Session 4 Flashcards
(9 cards)
What are the two approaches that you can use to estimate the payoff from pursuing an MBA?
- Cross Sectional Analysis (one person, one data point. Control other variables to narrow down the effect of an MBA)
- Panel Data Analysis (one person, one data point for each period in time.
What are the two purposes of building analytical models? How will your focus on interpreting the results change based on your purpose?
To discover relationships - Focus on R-squared values and P-values to determine explanation of variance and significance of the correlation.
Prediction and Forecasting - Focus on dependent variable results, compare to historical data to project results in the future
Understand how to interpret the results of cross-sectional analysis shown on Page 10 of the handout.
Coefficient - estimated effect of a unit change in X
Standard Error - a measure of the error in the coefficient estimate
t value - ratio of coefficient estimate and standard error
P value - probability of obtaining the sample if the true coefficient was zero
R-squared - portion of variance in X explained by the model
How do you interpret indicator (dummy) variables like the MBA variable on Page 10
If MBA = 0, then the coefficient for this variable is 0, but if MBA = 1, then the coefficient displayed is the value added to wage (constant) if you have an MBA.

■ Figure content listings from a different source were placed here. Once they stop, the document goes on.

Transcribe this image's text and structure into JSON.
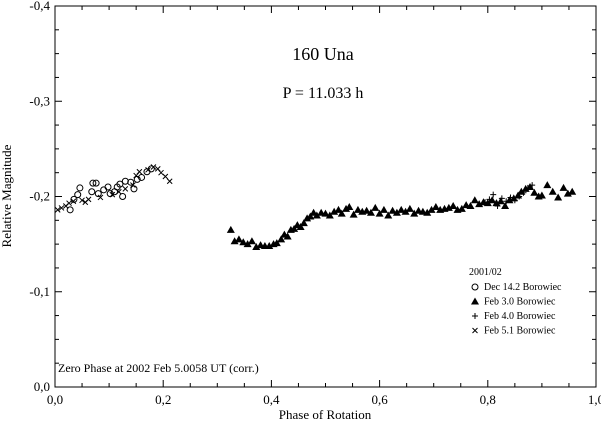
{
  "chart_data": {
    "type": "scatter",
    "title": "160 Una",
    "subtitle": "P = 11.033 h",
    "xlabel": "Phase of Rotation",
    "ylabel": "Relative Magnitude",
    "xlim": [
      0.0,
      1.0
    ],
    "ylim": [
      -0.4,
      0.0
    ],
    "y_inverted": true,
    "x_ticks": [
      0.0,
      0.2,
      0.4,
      0.6,
      0.8,
      1.0
    ],
    "x_tick_labels": [
      "0,0",
      "0,2",
      "0,4",
      "0,6",
      "0,8",
      "1,0"
    ],
    "y_ticks": [
      -0.4,
      -0.3,
      -0.2,
      -0.1,
      0.0
    ],
    "y_tick_labels": [
      "-0,4",
      "-0,3",
      "-0,2",
      "-0,1",
      "0,0"
    ],
    "grid": false,
    "legend_position": "bottom-right",
    "legend_title": "2001/02",
    "annotation": "Zero Phase at 2002 Feb 5.0058 UT (corr.)",
    "series": [
      {
        "name": "Dec 14.2 Borowiec",
        "marker": "circle-open",
        "points": [
          [
            0.028,
            -0.186
          ],
          [
            0.035,
            -0.197
          ],
          [
            0.042,
            -0.202
          ],
          [
            0.046,
            -0.209
          ],
          [
            0.068,
            -0.205
          ],
          [
            0.07,
            -0.214
          ],
          [
            0.076,
            -0.214
          ],
          [
            0.08,
            -0.203
          ],
          [
            0.09,
            -0.207
          ],
          [
            0.098,
            -0.21
          ],
          [
            0.102,
            -0.203
          ],
          [
            0.11,
            -0.205
          ],
          [
            0.115,
            -0.21
          ],
          [
            0.12,
            -0.213
          ],
          [
            0.125,
            -0.2
          ],
          [
            0.13,
            -0.216
          ],
          [
            0.14,
            -0.215
          ],
          [
            0.146,
            -0.208
          ],
          [
            0.152,
            -0.218
          ],
          [
            0.16,
            -0.22
          ],
          [
            0.17,
            -0.226
          ],
          [
            0.178,
            -0.229
          ]
        ]
      },
      {
        "name": "Feb 3.0 Borowiec",
        "marker": "triangle-filled",
        "points": [
          [
            0.325,
            -0.165
          ],
          [
            0.332,
            -0.153
          ],
          [
            0.34,
            -0.155
          ],
          [
            0.348,
            -0.152
          ],
          [
            0.356,
            -0.15
          ],
          [
            0.364,
            -0.153
          ],
          [
            0.372,
            -0.147
          ],
          [
            0.38,
            -0.149
          ],
          [
            0.388,
            -0.148
          ],
          [
            0.396,
            -0.148
          ],
          [
            0.404,
            -0.15
          ],
          [
            0.41,
            -0.151
          ],
          [
            0.418,
            -0.155
          ],
          [
            0.424,
            -0.16
          ],
          [
            0.43,
            -0.158
          ],
          [
            0.436,
            -0.165
          ],
          [
            0.442,
            -0.166
          ],
          [
            0.448,
            -0.17
          ],
          [
            0.454,
            -0.168
          ],
          [
            0.46,
            -0.172
          ],
          [
            0.466,
            -0.177
          ],
          [
            0.472,
            -0.179
          ],
          [
            0.478,
            -0.183
          ],
          [
            0.484,
            -0.18
          ],
          [
            0.492,
            -0.183
          ],
          [
            0.5,
            -0.182
          ],
          [
            0.508,
            -0.18
          ],
          [
            0.516,
            -0.184
          ],
          [
            0.524,
            -0.186
          ],
          [
            0.53,
            -0.182
          ],
          [
            0.538,
            -0.187
          ],
          [
            0.544,
            -0.189
          ],
          [
            0.552,
            -0.181
          ],
          [
            0.56,
            -0.186
          ],
          [
            0.568,
            -0.184
          ],
          [
            0.576,
            -0.185
          ],
          [
            0.584,
            -0.183
          ],
          [
            0.592,
            -0.188
          ],
          [
            0.6,
            -0.182
          ],
          [
            0.608,
            -0.186
          ],
          [
            0.616,
            -0.18
          ],
          [
            0.624,
            -0.185
          ],
          [
            0.632,
            -0.183
          ],
          [
            0.64,
            -0.186
          ],
          [
            0.648,
            -0.184
          ],
          [
            0.656,
            -0.187
          ],
          [
            0.664,
            -0.182
          ],
          [
            0.672,
            -0.185
          ],
          [
            0.68,
            -0.184
          ],
          [
            0.688,
            -0.183
          ],
          [
            0.696,
            -0.186
          ],
          [
            0.704,
            -0.189
          ],
          [
            0.712,
            -0.186
          ],
          [
            0.72,
            -0.187
          ],
          [
            0.728,
            -0.188
          ],
          [
            0.736,
            -0.19
          ],
          [
            0.744,
            -0.186
          ],
          [
            0.752,
            -0.187
          ],
          [
            0.76,
            -0.191
          ],
          [
            0.768,
            -0.19
          ],
          [
            0.776,
            -0.196
          ],
          [
            0.784,
            -0.192
          ],
          [
            0.792,
            -0.194
          ],
          [
            0.8,
            -0.193
          ],
          [
            0.808,
            -0.196
          ],
          [
            0.816,
            -0.193
          ],
          [
            0.824,
            -0.195
          ],
          [
            0.832,
            -0.19
          ],
          [
            0.84,
            -0.196
          ],
          [
            0.848,
            -0.198
          ],
          [
            0.856,
            -0.201
          ],
          [
            0.862,
            -0.205
          ],
          [
            0.87,
            -0.208
          ],
          [
            0.878,
            -0.21
          ],
          [
            0.886,
            -0.204
          ],
          [
            0.894,
            -0.2
          ],
          [
            0.9,
            -0.201
          ],
          [
            0.91,
            -0.212
          ],
          [
            0.92,
            -0.205
          ],
          [
            0.93,
            -0.199
          ],
          [
            0.94,
            -0.209
          ],
          [
            0.948,
            -0.203
          ],
          [
            0.956,
            -0.205
          ]
        ]
      },
      {
        "name": "Feb 4.0 Borowiec",
        "marker": "plus",
        "points": [
          [
            0.795,
            -0.194
          ],
          [
            0.803,
            -0.197
          ],
          [
            0.81,
            -0.202
          ],
          [
            0.818,
            -0.19
          ],
          [
            0.826,
            -0.198
          ],
          [
            0.834,
            -0.195
          ],
          [
            0.842,
            -0.199
          ],
          [
            0.85,
            -0.196
          ],
          [
            0.858,
            -0.2
          ],
          [
            0.866,
            -0.204
          ],
          [
            0.874,
            -0.209
          ],
          [
            0.882,
            -0.212
          ]
        ]
      },
      {
        "name": "Feb 5.1 Borowiec",
        "marker": "x",
        "points": [
          [
            0.005,
            -0.186
          ],
          [
            0.012,
            -0.188
          ],
          [
            0.02,
            -0.19
          ],
          [
            0.026,
            -0.193
          ],
          [
            0.034,
            -0.195
          ],
          [
            0.05,
            -0.196
          ],
          [
            0.056,
            -0.194
          ],
          [
            0.062,
            -0.197
          ],
          [
            0.084,
            -0.199
          ],
          [
            0.106,
            -0.202
          ],
          [
            0.118,
            -0.205
          ],
          [
            0.13,
            -0.208
          ],
          [
            0.144,
            -0.212
          ],
          [
            0.15,
            -0.222
          ],
          [
            0.156,
            -0.226
          ],
          [
            0.172,
            -0.228
          ],
          [
            0.182,
            -0.231
          ],
          [
            0.19,
            -0.229
          ],
          [
            0.196,
            -0.225
          ],
          [
            0.204,
            -0.221
          ],
          [
            0.212,
            -0.216
          ]
        ]
      }
    ]
  }
}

How do you interpret “interaction terms?” See example on Page 11
Interaction terms are needed when you have two variables that may have some sort of combined impact. Check the P value for significance.
How do you analyze ordinal independent variables? See examples on Page 12 and 13.
Ordinal Independent Variables are categorical variables, like male/female or FTMBA/PTMBA. The value of # has no relationship to the non-ordinal variables, it functions just as a category.
It might be more beneficial to have a category like “AnyMBA” and “FTMBA”
What are the advantages of panel data methods we discussed in class? Understand how to interpret the results shown on Page 15.
Using Panel Data is a good way to eliminate unmeasurable data like motivation, personality, etc.
You are really trying to isolate a specific variable.
All non-time varying variables are contained within the constant.
Con of this method is that the no non-fixed variables (Male vs. Female) are contained.
Know what “within” and “between” mean.
What are the different types of models and when are they used?
OLS Regression - when dependent variable is normally distributed and continuous. (e.g. wages)
Logit Regression - dependent variable is 1 or 0. (e.g. election outcome)
Poisson Regression - dependent variable is a count or an integer (e.g. # of days absent)
Ordinal Regression - dependent variable is ordinal -can take finite set of ordered values (e.g. size of drink order)
Cox Proportional Hazard Model - dependent variable is teh time to an event (e.g. patient survival)
What are the 5 key assumptions in the models we discussed?
- Sample is representative (selection bias can occur, models are never perfect)
2-4. Variables are
- accurately measured
- no variables that are significant are omitted
- equation form (e.g.linear) matches underlying relationship
- error (lack of fit) is random
most of the sophisticated methods try to address these data limitations BUTYou can correct these problems by collecting better data.